Additional Book Information
Series: NYRB Classics
Publication Date: April 13, 2021
Family and Borghesia
by Natalia Ginzburg, translated from the Italian by Beryl Stockman, afterword by Eric Gudas
Carmine, an architect, and Ivana, a translator, lived together long ago and even had a child, but the child died, and their relationship fell apart, and Carmine married Ninetta, and their child is Dodò, who Carmine feels is a little dull, and these days Carmine is still spending every evening with Ivana, but Ninetta has nothing to say about that. Family, the first of these two novellas from the 1970s, is an examination, at first comic, then progressively dark, about how time passes and life goes on and people circle around the opportunities they had missed, missing more as they do, until finally time is up.
Borghesia, about a widow who keeps acquiring and losing the Siamese cats she hopes will keep her company in her loneliness, explores similar ground, along with the confusions of feeling and domestic life that came with the loosening social strictures of the 1970s. “She remembered saying that there were three things in life you should always refuse,” thinks one of Natalia Ginzburg’s characters, beginning to age out of youth: “Hypocrisy, resignation, and unhappiness. But it was impossible to shield yourself from those three things. Life was full of them and there was no holding them back.”

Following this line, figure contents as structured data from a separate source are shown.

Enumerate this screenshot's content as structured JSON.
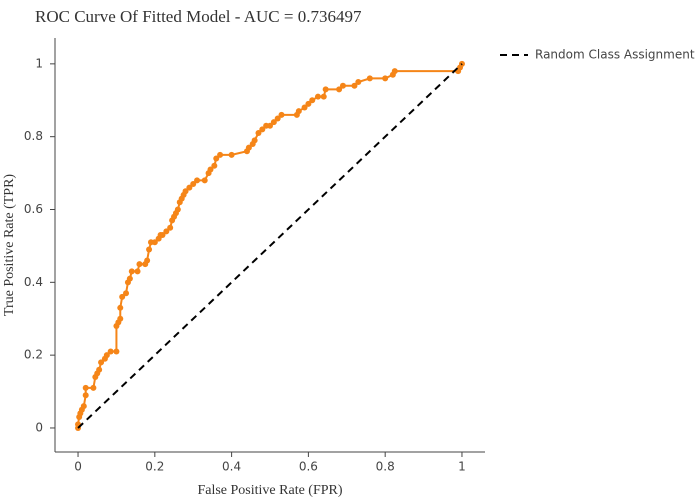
{
  "chart_data": {
    "type": "line",
    "mode": "lines+markers",
    "title": "ROC Curve Of Fitted Model - AUC = 0.736497",
    "x_label": "False Positive Rate (FPR)",
    "y_label": "True Positive Rate (TPR)",
    "xlim": [
      -0.06,
      1.06
    ],
    "ylim": [
      -0.066,
      1.071
    ],
    "xticks": [
      0,
      0.2,
      0.4,
      0.6,
      0.8,
      1
    ],
    "yticks": [
      0,
      0.2,
      0.4,
      0.6,
      0.8,
      1
    ],
    "grid": false,
    "legend_position": "right",
    "series": [
      {
        "color": "#f58518",
        "markers": true,
        "dash": false,
        "x": [
          0,
          0,
          0.003,
          0.006,
          0.01,
          0.015,
          0.02,
          0.02,
          0.04,
          0.045,
          0.05,
          0.055,
          0.06,
          0.07,
          0.075,
          0.085,
          0.1,
          0.1,
          0.105,
          0.11,
          0.11,
          0.115,
          0.125,
          0.13,
          0.135,
          0.14,
          0.155,
          0.16,
          0.175,
          0.18,
          0.185,
          0.19,
          0.2,
          0.21,
          0.215,
          0.22,
          0.23,
          0.24,
          0.245,
          0.25,
          0.255,
          0.26,
          0.265,
          0.27,
          0.275,
          0.28,
          0.29,
          0.3,
          0.31,
          0.33,
          0.34,
          0.345,
          0.355,
          0.36,
          0.37,
          0.4,
          0.44,
          0.445,
          0.455,
          0.46,
          0.47,
          0.48,
          0.49,
          0.5,
          0.51,
          0.52,
          0.53,
          0.57,
          0.575,
          0.59,
          0.6,
          0.61,
          0.625,
          0.64,
          0.645,
          0.68,
          0.69,
          0.72,
          0.73,
          0.76,
          0.8,
          0.82,
          0.825,
          0.99,
          0.995,
          1
        ],
        "values": [
          0,
          0.01,
          0.03,
          0.04,
          0.05,
          0.06,
          0.09,
          0.11,
          0.11,
          0.14,
          0.15,
          0.16,
          0.18,
          0.19,
          0.2,
          0.21,
          0.21,
          0.28,
          0.29,
          0.3,
          0.33,
          0.36,
          0.37,
          0.4,
          0.41,
          0.43,
          0.43,
          0.45,
          0.45,
          0.46,
          0.49,
          0.51,
          0.51,
          0.52,
          0.53,
          0.53,
          0.54,
          0.55,
          0.57,
          0.58,
          0.59,
          0.6,
          0.62,
          0.63,
          0.64,
          0.65,
          0.66,
          0.67,
          0.68,
          0.68,
          0.7,
          0.71,
          0.72,
          0.74,
          0.75,
          0.75,
          0.76,
          0.77,
          0.78,
          0.79,
          0.81,
          0.82,
          0.83,
          0.83,
          0.84,
          0.85,
          0.86,
          0.86,
          0.87,
          0.88,
          0.89,
          0.9,
          0.91,
          0.91,
          0.93,
          0.93,
          0.94,
          0.94,
          0.95,
          0.96,
          0.96,
          0.97,
          0.98,
          0.98,
          0.99,
          1
        ]
      },
      {
        "name": "Random Class Assignment",
        "color": "#000000",
        "markers": false,
        "dash": true,
        "x": [
          0,
          1
        ],
        "values": [
          0,
          1
        ]
      }
    ]
  }
}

A glowing light of modern Italian literature . . . Ginzburg’s magic is the utter simplicity of her prose, suddenly illuminated by one word that makes a lightning stroke of a plain phrase . . . As direct and clean as if it were carved in stone, it yet speaks thoughts of the heart.
—Kate Simon, The New York Times
The raw beauty of Ginzburg’s prose compels our gaze. First we look inward, with the shock of recognition inspired by all great writing, and then, inevitably, out at the shared world she evokes with such uncompromising clarity.
There is no one quite like Ginzburg for telling it like it is. Her unique, immediately recognizable voice is at once clear and shaded, artless and sly, able to speak of the deepest sorrows and smallest pleasures of everyday life.